According to the researchers, the study offers proof of concept that the approach could complement ART regimens in suppressing the silent virus that these regimens struggle to combat. The researchers were able to show that the bromodomain-containing protein 4 (BRD4) plays and integral role in regulating the production of new copies of the HIV gene after the virus integrates into a person’s genetic coding.

They then were able to design, synthesize, and evaluate a series of small molecules to selectively program the protein to suppress HIV. In the process, they found a small molecule called ZL0580 that significantly delayed dormant HIV reactivation after a patient stopped taking their ART regimen.

“We are the first to show that human BRD4 protein and its associated machinery can be harnassed to suppress dormant HIV,” Haitao Hu, assistant professor in the Department of Microbiology and Immunology at the University of Texas Medical Branch (UTMB), and senior author of the study, said in a statement. “Our findings are exciting because they not only improve our understanding of the biology of HIV epigenetic regulation, they also present a promising approach for the development of probes and/or therapeutic agents for silencing HIV, hopefully leading to a cure of the virus eventually.”

The researchers collected peripheral blood mononuclear cells from people living with HIV as well as healthy donors that were stored at the UTMB blood bank and the US Military HIV Research Program.

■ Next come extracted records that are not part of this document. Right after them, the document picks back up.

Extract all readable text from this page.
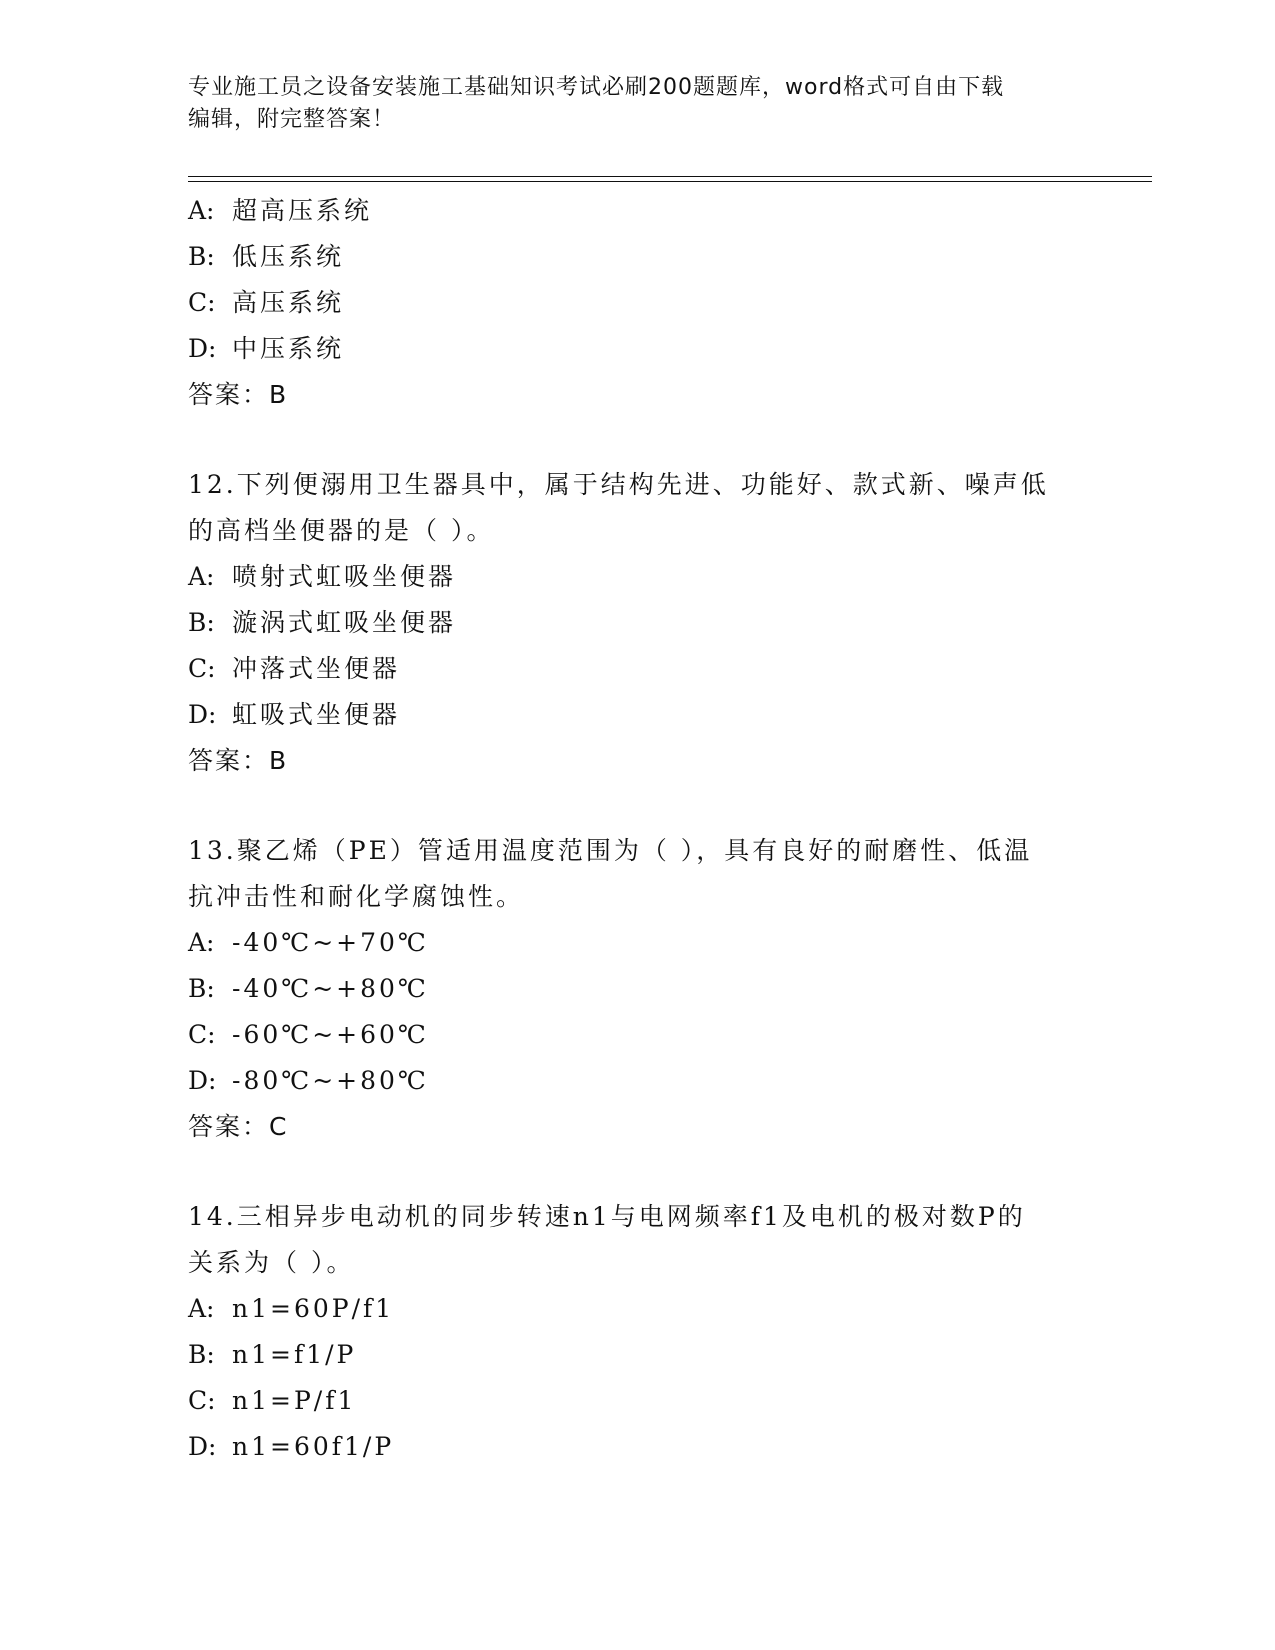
专业施工员之设备安装施工基础知识考试必刷200题题库，word格式可自由下载
编辑，附完整答案！
A: 超高压系统
B: 低压系统
C: 高压系统
D: 中压系统
答案：B
12.下列便溺用卫生器具中，属于结构先进、功能好、款式新、噪声低
的高档坐便器的是（ ）。
A: 喷射式虹吸坐便器
B: 漩涡式虹吸坐便器
C: 冲落式坐便器
D: 虹吸式坐便器
答案：B
13.聚乙烯（PE）管适用温度范围为（ ），具有良好的耐磨性、低温
抗冲击性和耐化学腐蚀性。
A: -40℃~+70℃
B: -40℃~+80℃
C: -60℃~+60℃
D: -80℃~+80℃
答案：C
14.三相异步电动机的同步转速n1与电网频率f1及电机的极对数P的
关系为（ ）。
A: n1=60P/f1
B: n1=f1/P
C: n1=P/f1
D: n1=60f1/P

The data showed that ZL0580 was able to more selectively bind to BRD4 than JQ1, the BRD4-pan inhibitor, and that the small molecule can suppress both induced and basal HIV transcription. According to the researchers, ZL0580 promotes HIV suppression by inhibiting Tat-mediated transcription elongation and inducing a repressive chromatin structure at the HIV promoter.

“We will continue to optimize the chemical structure and effectiveness of this class of molecules and conduct safety testing in cellular and animal studies,” said Jia Zhou, professor in the Department of Pharmacology and Toxicology at UTMB, and co–senior author of the study. “We look forward to the time when we can begin clinical trials so that this approach can begin to help HIV-infected individuals.”

Reference

Niu Q, Liu Z, Alamer E, et al. Structure-guided drug design identifies a BRD4-selective small molecule that suppresses HIV [published online July 22, 2019]. J Clin Invest. doi: 10.1172/JCI120633.